In 1937, the Irgun Tzvai Leumi (I.Z.L) became the military arm of the Jabotinsky movement and he became its commander. The three bodies headed by Jabotinsky, The New Zionist Organization (N.Z.O), the Betar youth movement and the Irgun Tzvai Leumi (I.Z.L) were three extensions of the same movement. The New Zionist Organization was the political arm that maintained contacts with governments and other political factors, Betar educated the youth of the Diaspora for the liberation and building of Eretz Israel and the Irgun Tzvai Leumi (I.Z.L) was the military arm that fought against the enemies of the Zionist enterprise. These bodies cooperated in the organization of Af Al Pi illegal immigration. Within this framework, more than 40 ships sailed from European ports bringing to Eretz Israel tens of thousands of illegal immigrants.
Throughout this period of intense political activity, Jabotinsky continued to write poetry, novels, short stories and articles on politics, social and economic problems. From among his literary creations, The Jewish Legion, Prelude to Delilah (Samson) and The Five, served as an inspiration for Jews of the Diaspora.
Jabotinsky was fluent in many languages and translated into Hebrew some of the best-known classics of world literature.
During 1939-1940, Jabotinsky was active in Britain and the United States in the hope of establishing a Jewish army to fight side by side with the Allies against Nazi Germany.

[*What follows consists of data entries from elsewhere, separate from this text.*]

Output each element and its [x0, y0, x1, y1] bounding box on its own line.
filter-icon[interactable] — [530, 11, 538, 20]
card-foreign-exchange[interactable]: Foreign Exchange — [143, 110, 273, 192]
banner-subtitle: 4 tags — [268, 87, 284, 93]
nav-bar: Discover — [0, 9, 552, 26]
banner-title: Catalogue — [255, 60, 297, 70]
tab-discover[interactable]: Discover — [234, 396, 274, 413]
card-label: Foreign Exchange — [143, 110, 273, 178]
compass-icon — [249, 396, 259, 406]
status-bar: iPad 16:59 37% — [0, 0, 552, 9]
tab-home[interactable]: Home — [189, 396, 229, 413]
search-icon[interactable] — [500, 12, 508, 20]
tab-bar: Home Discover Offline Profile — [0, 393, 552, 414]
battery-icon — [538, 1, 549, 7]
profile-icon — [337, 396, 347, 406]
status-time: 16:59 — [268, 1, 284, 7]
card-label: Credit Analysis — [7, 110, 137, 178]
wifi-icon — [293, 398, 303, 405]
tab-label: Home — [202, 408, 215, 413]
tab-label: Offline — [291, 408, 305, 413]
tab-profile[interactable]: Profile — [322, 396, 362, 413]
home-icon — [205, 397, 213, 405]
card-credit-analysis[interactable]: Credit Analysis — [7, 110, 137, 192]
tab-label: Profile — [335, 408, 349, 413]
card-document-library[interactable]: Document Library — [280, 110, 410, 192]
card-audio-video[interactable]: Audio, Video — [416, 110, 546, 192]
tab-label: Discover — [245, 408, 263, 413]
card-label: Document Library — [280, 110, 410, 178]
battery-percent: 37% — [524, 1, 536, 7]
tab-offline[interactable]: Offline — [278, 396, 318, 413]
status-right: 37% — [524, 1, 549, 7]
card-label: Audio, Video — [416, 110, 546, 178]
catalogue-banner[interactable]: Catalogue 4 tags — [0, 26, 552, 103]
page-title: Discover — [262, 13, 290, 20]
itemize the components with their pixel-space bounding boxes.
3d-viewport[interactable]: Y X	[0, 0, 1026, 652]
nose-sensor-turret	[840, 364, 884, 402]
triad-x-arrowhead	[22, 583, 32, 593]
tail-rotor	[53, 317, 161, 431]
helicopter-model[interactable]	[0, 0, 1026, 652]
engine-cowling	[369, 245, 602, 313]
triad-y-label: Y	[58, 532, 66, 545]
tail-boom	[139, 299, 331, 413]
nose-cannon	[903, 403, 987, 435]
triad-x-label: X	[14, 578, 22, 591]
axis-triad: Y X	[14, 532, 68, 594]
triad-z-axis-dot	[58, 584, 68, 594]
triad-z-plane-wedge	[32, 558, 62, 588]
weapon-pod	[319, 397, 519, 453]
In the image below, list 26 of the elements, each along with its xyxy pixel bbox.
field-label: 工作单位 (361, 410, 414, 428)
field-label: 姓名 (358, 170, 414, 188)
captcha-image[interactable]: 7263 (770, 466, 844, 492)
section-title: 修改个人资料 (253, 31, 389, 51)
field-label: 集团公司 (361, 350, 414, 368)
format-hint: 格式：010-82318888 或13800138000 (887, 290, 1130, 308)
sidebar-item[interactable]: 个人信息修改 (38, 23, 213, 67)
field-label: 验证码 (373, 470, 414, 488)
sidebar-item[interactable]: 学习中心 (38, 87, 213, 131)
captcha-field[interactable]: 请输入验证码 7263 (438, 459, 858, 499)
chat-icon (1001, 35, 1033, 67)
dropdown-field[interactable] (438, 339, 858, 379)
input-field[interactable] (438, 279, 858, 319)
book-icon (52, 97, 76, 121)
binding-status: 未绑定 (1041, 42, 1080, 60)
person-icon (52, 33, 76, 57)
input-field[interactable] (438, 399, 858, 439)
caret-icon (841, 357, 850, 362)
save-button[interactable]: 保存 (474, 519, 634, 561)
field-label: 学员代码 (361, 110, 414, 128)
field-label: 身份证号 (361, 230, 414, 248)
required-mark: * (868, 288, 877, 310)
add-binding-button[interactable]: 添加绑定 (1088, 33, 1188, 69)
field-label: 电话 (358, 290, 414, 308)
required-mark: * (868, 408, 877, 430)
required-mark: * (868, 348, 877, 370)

On August 4, 1940, while visiting the Betar camp in New York, he suffered a massive heart attack. In his will he requested that his remains be interred in Eretz Israel if so requested at the express order of the Hebrew Government of the Jewish State that shall arise. His will was fulfilled by Levi Eshkol, Israel's third Prime Minister. In 1964, Jabotinsky's remains and those of his wife Jeanne were reinterred on Mount Herzl in Jerusalem.